Nostrils flaring, Sontag instantly fixes him with a basilisk stare. How can he say such a dumb thing? She has no interest in discussing that essay and never will. He should never have brought it up. He is behind the times, intellectually dead. Hasn’t he ever read any of her other works? Doesn’t he keep up? As she slips down a dark tunnel of rage—one to become all-too familiar to us over the next two
weeks—the rest of us watch, horrified and transfixed.
The frustration with the way “Notes” dogged her was partly about wanting to get away from her youthful work. But she was also, evidently, genuinely disturbed by the way it had been read. In the eighties and nineties, she would witness a surge in intellectual interest in pop culture while high art began to struggle. She felt some responsibility, but of course it wasn’t all hers. She had had fellow travelers in the advocacy of pop culture, not the least of them a film critic named Pauline Kael.
9
Kael
Pauline Kael had been waiting a long time for a break when Robert Silvers, the editor of the New York Review of Books, reached out to her in August 1963. It was a last-minute request, but would she mind reviewing a novel for the paper? The novel in question was Mary McCarthy’s The Group.

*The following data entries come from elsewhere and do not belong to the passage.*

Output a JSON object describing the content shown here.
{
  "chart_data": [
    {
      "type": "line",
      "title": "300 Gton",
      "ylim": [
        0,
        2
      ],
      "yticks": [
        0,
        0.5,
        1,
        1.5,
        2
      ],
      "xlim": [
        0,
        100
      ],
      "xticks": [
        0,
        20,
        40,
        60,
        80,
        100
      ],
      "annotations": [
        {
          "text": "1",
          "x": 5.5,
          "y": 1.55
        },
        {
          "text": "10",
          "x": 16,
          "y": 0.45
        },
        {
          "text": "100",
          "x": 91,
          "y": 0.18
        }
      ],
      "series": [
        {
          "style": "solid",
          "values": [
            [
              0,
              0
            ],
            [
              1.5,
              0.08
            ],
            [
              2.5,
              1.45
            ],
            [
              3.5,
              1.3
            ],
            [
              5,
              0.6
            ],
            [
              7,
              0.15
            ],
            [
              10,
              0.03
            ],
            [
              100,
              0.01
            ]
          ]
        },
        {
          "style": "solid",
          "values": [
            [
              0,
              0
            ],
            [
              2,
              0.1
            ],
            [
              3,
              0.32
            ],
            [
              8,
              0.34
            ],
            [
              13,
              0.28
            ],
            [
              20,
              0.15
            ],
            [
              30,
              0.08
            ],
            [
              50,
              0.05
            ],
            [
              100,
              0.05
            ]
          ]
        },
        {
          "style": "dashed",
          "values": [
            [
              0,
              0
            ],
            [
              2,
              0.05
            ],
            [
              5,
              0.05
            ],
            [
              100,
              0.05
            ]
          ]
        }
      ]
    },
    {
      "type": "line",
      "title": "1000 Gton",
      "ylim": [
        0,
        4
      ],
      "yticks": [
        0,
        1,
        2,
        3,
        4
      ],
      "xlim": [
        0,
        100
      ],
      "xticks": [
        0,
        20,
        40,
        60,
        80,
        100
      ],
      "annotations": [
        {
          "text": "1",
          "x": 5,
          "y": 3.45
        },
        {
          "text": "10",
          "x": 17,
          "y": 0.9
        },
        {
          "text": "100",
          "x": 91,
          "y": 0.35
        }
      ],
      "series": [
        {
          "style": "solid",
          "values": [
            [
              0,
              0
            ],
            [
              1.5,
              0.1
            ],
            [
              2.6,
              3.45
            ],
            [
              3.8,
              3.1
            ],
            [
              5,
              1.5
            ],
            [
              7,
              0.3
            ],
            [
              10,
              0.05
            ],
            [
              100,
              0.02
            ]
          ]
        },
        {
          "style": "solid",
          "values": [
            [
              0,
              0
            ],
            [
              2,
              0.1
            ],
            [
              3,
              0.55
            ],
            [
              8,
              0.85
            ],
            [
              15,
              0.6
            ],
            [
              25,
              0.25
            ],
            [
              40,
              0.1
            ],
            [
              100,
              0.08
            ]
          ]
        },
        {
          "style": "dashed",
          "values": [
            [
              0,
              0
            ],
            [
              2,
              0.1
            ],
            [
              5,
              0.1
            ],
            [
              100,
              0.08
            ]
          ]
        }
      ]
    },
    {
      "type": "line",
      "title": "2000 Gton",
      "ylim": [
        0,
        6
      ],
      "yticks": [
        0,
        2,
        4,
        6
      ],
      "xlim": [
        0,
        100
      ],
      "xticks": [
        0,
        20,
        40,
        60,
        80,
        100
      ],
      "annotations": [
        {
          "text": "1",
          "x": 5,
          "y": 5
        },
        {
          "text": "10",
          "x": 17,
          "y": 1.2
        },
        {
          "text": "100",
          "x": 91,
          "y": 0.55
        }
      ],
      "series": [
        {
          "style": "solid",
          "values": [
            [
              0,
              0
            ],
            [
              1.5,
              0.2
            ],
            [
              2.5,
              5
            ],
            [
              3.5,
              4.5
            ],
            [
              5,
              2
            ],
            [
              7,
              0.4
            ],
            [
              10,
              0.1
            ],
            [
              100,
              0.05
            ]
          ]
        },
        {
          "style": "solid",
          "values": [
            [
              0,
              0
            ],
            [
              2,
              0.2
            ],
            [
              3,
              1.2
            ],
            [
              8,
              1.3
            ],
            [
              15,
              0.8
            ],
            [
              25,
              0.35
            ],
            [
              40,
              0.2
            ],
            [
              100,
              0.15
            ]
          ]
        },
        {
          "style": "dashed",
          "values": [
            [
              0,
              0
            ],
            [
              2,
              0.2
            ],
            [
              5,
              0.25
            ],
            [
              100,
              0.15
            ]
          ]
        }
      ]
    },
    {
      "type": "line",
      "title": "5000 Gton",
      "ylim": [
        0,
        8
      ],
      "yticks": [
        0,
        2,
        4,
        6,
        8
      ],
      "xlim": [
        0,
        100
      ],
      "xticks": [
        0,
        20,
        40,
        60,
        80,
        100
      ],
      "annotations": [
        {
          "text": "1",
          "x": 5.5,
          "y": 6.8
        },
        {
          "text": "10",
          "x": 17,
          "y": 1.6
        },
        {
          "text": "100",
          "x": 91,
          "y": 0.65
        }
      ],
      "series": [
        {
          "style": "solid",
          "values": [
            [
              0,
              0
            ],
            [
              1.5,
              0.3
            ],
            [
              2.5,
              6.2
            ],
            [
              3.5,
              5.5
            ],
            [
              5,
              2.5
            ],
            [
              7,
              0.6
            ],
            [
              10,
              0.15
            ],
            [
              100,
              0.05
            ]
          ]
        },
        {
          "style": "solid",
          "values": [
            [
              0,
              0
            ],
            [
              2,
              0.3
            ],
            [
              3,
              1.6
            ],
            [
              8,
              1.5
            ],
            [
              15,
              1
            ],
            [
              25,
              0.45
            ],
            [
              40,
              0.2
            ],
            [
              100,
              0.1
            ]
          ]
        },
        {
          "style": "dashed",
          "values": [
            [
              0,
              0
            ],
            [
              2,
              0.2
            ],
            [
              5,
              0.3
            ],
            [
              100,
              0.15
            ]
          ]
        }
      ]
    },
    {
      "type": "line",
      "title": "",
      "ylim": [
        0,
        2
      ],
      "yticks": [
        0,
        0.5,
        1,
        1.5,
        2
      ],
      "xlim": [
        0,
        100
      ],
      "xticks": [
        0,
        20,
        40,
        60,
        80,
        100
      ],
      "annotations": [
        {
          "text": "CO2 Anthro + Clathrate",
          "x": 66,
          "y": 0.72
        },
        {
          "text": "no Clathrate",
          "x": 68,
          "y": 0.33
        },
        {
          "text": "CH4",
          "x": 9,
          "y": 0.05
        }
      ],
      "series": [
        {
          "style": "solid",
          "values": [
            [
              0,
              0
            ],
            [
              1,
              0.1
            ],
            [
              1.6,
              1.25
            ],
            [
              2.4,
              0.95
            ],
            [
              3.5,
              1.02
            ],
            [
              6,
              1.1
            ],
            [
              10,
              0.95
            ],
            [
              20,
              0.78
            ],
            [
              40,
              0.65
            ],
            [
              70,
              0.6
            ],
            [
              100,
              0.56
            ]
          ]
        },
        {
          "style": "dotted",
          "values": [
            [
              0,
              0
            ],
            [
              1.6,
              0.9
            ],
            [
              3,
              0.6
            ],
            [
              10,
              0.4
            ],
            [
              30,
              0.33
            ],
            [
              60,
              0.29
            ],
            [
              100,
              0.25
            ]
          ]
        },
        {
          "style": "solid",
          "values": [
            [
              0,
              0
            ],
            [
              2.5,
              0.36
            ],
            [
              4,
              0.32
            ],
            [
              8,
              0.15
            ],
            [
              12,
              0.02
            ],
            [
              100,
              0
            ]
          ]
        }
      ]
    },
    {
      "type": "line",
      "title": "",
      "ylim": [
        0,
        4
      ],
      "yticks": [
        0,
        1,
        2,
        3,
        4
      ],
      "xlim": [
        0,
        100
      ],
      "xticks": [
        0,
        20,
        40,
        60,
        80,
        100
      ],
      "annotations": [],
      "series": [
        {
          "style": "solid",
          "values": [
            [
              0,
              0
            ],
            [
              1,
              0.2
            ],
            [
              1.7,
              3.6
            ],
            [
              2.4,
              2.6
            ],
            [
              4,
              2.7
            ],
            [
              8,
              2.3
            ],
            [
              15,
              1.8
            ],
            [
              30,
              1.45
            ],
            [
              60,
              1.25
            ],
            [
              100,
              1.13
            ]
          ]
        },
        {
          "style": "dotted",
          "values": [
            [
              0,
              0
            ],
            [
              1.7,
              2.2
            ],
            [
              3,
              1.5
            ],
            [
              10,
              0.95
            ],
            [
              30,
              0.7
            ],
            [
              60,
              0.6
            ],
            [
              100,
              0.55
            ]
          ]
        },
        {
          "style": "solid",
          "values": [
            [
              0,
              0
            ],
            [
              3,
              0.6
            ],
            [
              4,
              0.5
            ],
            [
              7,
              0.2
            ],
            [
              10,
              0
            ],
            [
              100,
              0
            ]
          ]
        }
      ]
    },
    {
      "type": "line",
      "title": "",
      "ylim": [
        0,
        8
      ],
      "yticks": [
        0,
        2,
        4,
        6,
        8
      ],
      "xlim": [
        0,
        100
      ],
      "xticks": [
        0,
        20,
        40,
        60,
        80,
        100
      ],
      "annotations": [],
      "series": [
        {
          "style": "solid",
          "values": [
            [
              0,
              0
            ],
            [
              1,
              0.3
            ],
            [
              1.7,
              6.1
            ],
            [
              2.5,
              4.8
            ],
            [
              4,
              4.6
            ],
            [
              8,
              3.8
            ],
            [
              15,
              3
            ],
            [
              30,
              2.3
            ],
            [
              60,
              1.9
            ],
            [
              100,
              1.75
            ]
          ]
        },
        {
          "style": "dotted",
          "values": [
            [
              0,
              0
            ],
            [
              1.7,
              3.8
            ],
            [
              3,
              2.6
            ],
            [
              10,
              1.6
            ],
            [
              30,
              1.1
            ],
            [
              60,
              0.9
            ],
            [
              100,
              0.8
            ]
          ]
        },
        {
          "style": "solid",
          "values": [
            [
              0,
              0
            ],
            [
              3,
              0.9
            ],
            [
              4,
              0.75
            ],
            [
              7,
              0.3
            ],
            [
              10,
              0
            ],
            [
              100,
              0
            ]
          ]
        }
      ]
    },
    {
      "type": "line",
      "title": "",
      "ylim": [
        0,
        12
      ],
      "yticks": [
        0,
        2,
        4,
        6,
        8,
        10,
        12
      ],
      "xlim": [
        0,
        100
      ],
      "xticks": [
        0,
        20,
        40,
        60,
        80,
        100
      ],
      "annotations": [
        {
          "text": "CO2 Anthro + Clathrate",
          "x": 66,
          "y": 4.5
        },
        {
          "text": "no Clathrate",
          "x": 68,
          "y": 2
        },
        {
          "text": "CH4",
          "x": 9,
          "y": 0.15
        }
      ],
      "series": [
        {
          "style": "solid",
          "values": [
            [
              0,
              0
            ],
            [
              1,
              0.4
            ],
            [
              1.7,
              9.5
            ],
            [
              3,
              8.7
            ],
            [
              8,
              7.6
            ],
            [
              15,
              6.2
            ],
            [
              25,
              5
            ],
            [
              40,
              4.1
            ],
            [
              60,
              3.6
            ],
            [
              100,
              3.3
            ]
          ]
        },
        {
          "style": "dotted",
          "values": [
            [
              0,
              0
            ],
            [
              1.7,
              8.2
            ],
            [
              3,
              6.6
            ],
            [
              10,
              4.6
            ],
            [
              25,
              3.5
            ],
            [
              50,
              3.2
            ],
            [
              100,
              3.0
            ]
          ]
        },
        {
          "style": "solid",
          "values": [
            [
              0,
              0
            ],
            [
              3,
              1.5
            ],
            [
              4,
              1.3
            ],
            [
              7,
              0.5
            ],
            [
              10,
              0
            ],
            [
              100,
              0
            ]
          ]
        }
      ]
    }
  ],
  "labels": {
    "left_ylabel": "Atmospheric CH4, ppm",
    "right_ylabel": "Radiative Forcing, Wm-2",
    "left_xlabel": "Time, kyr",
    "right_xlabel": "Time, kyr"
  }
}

Kael, only seven years younger than McCarthy, had long been a fan. She was just twenty-three when The Company She Keeps appeared—the perfect age to appreciate its sexual frankness. And by the time the enormous success of The Group rolled around, Kael had long been working as a McCarthy-like, gimlet-eyed movie critic, without the mainstream success or recognition. She was also, by then, forty-four, and clearly beginning to wonder if any ship from the East Coast intellectuals would ever come in. Nothing seemed to come easily to her, by then.